Adding text preprocessing component to Rasa

Hi, I would like to add a text preprocessing custom component in the beginning of the Rasa pipeline. Mainly, my config file will look like;


  • name: "preprocessing"
  • name: “nlp_spacy” model: “fr”
  • name: “spacy_tokenizer”
  • name: “intent_entity_featurizer_regex”
  • name: “ner_crf”

Could I add it without giving a value to “provides”? because I don’t want to change the script of nlp_spacy component. Any suggestion is highly appreciated!


Hi @OmarGr,

What will the preprocessor do? This should work fine with an empty list, i.e. provides = list()

1 Like

Hi @MetcalfeTom, Thank you for your reply, I really appreciate it! However, it doesn’t solve my problem!

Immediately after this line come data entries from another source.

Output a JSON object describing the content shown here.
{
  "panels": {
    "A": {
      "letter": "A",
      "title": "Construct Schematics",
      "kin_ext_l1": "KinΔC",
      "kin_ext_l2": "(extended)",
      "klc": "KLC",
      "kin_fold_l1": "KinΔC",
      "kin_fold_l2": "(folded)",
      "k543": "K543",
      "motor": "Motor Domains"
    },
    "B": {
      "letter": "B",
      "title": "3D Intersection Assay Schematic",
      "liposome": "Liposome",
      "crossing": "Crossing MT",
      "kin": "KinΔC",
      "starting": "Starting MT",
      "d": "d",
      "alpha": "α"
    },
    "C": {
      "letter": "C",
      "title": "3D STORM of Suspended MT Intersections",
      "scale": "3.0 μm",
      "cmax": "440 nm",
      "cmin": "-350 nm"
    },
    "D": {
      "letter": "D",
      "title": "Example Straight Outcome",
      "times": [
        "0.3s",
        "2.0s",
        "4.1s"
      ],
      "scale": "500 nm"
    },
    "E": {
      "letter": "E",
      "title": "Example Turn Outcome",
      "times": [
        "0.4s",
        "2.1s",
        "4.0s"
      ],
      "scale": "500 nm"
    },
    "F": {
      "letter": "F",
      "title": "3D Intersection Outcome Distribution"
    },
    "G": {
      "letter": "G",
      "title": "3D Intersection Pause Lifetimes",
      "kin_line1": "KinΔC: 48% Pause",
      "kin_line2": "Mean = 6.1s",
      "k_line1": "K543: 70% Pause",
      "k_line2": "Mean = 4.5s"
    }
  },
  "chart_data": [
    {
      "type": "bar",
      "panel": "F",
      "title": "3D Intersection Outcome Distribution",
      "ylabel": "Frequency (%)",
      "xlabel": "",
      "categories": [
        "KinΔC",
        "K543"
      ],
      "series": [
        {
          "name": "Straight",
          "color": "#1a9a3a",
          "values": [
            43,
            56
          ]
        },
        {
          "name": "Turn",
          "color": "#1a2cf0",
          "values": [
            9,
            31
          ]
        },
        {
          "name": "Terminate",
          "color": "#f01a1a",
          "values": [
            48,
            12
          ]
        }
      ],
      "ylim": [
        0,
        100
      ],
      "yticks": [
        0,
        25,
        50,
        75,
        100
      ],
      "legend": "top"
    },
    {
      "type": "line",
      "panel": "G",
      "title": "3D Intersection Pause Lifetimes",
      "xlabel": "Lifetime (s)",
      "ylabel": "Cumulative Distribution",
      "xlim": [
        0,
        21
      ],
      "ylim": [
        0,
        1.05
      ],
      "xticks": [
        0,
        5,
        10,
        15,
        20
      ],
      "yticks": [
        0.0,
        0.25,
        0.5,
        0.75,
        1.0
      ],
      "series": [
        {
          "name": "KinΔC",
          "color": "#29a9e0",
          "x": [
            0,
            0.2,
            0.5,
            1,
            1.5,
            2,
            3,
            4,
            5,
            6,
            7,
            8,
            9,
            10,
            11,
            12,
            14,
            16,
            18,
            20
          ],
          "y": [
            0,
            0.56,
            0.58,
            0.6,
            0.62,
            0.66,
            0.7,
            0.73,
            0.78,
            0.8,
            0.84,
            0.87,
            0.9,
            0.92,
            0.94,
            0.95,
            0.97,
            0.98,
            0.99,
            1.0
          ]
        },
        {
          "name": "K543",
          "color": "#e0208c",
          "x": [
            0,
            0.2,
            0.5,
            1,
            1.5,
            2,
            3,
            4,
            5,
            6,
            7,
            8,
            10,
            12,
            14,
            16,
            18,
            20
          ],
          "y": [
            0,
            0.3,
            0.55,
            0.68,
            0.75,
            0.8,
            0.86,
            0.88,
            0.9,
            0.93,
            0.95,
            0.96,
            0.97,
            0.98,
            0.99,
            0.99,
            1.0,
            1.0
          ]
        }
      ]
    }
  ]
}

Preprocessing: detect emojies and add space between them and the adjacent word. My Pipeline is the following:

language: “fr”


  • name: “preprocessing_component.preprocessor”
  • name: “nlp_spacy” model: “fr”
  • name: “tokenizer_spacy”
  • name: “intent_entity_featurizer_regex”
  • name: “ner_crf”

My preprocessing component will feed the nlp_spacy with its output “sentence”, the script is below:

class preprocessor(Component): “”“preprocessor”""

name = "proprocessing_component"
provides = {"sentence"}
defaults = {}

. . . .

def train(
    self, training_data: TrainingData, config: RasaNLUModelConfig, **kwargs: Any
) -> None:

    for example in training_data.training_examples:
        example.set("sentence", self.add_space(example.text))

def process(self, message: Message, **kwargs: Any) -> None:

    message.set("sentence", self.add_space(message.text))

How can I add this component without changing nlp_spacy? Your suggestions are highly appreciated!

Thanks, Omar

Hi @OmarGr,

I’m facing a similar problem right now. Did you manage to solve this issue? Any help would be greatly appreciated.